Applicants must provide a criminal background check and, in most cases, a personal bond. All applications must be served on the PG & T and while the Act gives the Court discretion to dispense with a bond where the estate is under $10,000.00, the PG & T seeks a personal bond on all applications. The applicant may also be required to provide a commercial bond in certain circumstances, such as where the applicant is resident outside of Saskatchewan or depending on the value of the Adult’s estate. This results in additional expense which is usually paid out of the estate with Court approval. Legal fees for the application are also paid out of the estate with Court approval.
Perhaps the most difficult burden facing an applicant is the need for two medical assessments from qualified professionals confirming the Adult’s incapacity. Where an Adult has had long-term care or is institutionalized with a progressive disease such as Alzheimer’s this requirement is not so onerous; the Adult’s medical doctor will often help complete the assessment and may recognize that a Guardianship order is in the patient’s best interest. Long-term care facilities often have a social worker on staff who will be familiar with the Adult’s needs and available for this purpose. If an Adult does not have a long-term family doctor or someone who is familiar with his/her mental deterioration, however, finding a medical professional who is willing to make a declaration of incapacity for the sole purpose of assisting an applicant with his/her legal application can be challenging. This is especially so where the application is contested.
To speed up the process, the applicant will want the Adult’s nearest relatives to consent to his/her appointment. There is an order of nearest relatives set out in The Act. The most common case requiring the gathering of consents is where an Adult’s child or sibling is the applicant. If the Adult is married or the applicant has siblings, the applicant must serve the application on the Adult’s spouse and his/her own siblings, since these people are presumed to be in a greater or equal position to seek guardianship. If family members are in agreement about the course of action to be taken then this is a formality and the application will probably be granted without ever having to appear in Court. Where acrimony or differences in opinion exist, however, anyone with a sufficient interest in the Adult’s well-being may submit an objection. This will require a hearing to decide if the applicant is the person truly best suited to act as the Adult’s guardian. Contested hearings of this nature are similar to contested family law applications. They can be just as hostile and just as costly.

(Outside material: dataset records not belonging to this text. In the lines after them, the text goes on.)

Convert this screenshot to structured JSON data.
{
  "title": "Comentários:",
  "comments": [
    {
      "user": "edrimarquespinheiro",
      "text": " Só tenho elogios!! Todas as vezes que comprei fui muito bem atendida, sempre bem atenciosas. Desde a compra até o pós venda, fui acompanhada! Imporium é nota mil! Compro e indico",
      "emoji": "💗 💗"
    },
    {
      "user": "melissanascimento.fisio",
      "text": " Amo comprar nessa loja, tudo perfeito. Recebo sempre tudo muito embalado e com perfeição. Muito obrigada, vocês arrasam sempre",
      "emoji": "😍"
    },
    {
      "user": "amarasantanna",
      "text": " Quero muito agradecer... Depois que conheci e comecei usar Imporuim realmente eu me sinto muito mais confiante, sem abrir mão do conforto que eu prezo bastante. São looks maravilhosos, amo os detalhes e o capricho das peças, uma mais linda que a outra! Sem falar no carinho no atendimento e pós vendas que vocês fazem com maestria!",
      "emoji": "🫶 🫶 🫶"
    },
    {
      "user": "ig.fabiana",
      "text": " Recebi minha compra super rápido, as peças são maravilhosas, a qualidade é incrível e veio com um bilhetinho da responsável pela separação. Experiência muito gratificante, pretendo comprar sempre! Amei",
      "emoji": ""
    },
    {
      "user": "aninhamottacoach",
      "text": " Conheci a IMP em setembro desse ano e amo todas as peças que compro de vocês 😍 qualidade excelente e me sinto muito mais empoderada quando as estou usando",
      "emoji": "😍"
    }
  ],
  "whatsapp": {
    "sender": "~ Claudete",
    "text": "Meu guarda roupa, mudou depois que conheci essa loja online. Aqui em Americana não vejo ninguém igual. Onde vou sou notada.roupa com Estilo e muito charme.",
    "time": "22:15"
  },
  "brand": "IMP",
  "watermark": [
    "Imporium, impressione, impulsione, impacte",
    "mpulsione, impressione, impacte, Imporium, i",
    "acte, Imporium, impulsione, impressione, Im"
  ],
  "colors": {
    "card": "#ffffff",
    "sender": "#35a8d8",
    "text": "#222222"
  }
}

All of the problems and costs that can potentially arise in a guardianship application can be avoided by pre-planning. The power of attorney document is a simple and inexpensive way to plan for potential incapacity. It provides loved ones with the authority to attend to your needs and ensure wishes are carried out while you are incapacitated. Without it, your loved ones will need to spend time and money making an application to acquire the authority you could have confirmed yourself. You can take that burden from them with a little thought and planning.